La psicomotricità è una disciplina che intende supportare i processi evolutivi dell'infanzia, valorizzando il bambino nell'integrazione delle sue componenti emotive, intellettive e corporee, nella specificità del suo mettersi in gioco primariamente attraverso l'azione e l'interazione:

  • nell'uso dello spazio e degli oggetti;
  • nell'interazione con l'altro e con gli altri;
  • nella capacità di rappresentarsi agli altri attraverso il movimento, la parola, il gioco.

Essa, quindi, postula l'unità della persona, non escludendo, tuttavia, la differenziazione tra quelle che definisce tre sfere costitutive della personalità: motoria, affettiva, cognitiva.

La pratica si basa sull’utilizzo di mezzi semplici come giochi, cubi di plastica colorata, tappeti morbidi, elementi posti a formare dei percorsi. Attraverso l’uso di questi strumenti il corpo è in movimento e l’azione si trasforma in gioco. Il gioco diventa il veicolo che, grazie alle abilità motorie, porta miglioramenti anche per gli aspetti simbolici e per la socializzazione.

Il terapista mette in atto una serie di giochi per raggiungere tali obiettivi.

Lo psicomotricista guida attraverso il gioco il bambino che acquisisce la consapevolezza del suo corpo.

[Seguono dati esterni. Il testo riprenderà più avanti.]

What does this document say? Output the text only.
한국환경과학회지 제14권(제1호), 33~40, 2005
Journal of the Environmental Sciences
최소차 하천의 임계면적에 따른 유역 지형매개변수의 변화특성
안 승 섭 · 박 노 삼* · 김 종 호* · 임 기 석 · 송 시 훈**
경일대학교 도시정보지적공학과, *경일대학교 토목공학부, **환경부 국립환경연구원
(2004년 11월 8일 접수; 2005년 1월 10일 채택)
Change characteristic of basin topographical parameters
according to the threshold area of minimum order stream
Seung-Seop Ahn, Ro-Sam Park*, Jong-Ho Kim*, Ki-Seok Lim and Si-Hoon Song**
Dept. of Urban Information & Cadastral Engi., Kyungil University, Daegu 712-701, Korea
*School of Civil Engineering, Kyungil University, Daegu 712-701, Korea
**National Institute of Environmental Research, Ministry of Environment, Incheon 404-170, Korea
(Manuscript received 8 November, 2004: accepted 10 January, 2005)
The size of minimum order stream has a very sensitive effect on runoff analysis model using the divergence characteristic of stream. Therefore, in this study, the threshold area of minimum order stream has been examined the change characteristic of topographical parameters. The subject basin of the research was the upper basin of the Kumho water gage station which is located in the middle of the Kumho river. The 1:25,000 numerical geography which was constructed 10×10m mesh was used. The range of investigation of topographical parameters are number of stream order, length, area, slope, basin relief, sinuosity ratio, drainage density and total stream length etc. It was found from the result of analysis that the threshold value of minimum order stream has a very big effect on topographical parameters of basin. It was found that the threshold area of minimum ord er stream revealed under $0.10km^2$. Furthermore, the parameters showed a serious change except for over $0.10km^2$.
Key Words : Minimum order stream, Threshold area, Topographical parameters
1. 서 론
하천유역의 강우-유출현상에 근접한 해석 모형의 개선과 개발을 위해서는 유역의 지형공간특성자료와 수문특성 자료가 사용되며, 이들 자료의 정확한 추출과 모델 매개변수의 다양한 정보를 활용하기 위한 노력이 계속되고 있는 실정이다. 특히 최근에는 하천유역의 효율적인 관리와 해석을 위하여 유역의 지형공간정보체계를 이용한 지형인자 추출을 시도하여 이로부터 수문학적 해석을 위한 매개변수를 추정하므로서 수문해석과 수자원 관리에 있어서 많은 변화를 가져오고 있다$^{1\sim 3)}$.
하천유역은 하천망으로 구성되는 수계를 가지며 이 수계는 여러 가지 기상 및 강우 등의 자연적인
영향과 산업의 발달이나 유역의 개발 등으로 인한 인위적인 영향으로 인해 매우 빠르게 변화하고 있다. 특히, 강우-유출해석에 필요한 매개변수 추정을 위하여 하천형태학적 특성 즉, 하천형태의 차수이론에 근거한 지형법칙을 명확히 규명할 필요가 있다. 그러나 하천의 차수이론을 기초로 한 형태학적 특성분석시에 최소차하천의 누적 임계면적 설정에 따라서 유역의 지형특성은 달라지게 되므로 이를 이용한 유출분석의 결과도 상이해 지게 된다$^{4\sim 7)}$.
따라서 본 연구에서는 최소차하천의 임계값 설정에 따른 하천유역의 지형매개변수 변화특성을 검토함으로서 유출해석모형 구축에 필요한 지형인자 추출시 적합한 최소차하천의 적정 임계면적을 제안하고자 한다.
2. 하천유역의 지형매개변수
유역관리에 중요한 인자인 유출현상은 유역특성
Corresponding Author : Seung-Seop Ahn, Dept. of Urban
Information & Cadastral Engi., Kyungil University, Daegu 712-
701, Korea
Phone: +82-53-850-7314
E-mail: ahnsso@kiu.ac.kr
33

Nei soggetti affetti da Sindrome di Smith Magenis la psicomotricità è fondamentale nei primi anni di vita, fino all’età scolare. Aiuta il bambino a prendere coscienza di sé e del suo corpo, lo aiuta a collocarsi nel gruppo dei pari, a socializzare, attraverso le pratiche di gioco.

La psicomotricità è spesso considerata propedeutica alla Logopedia.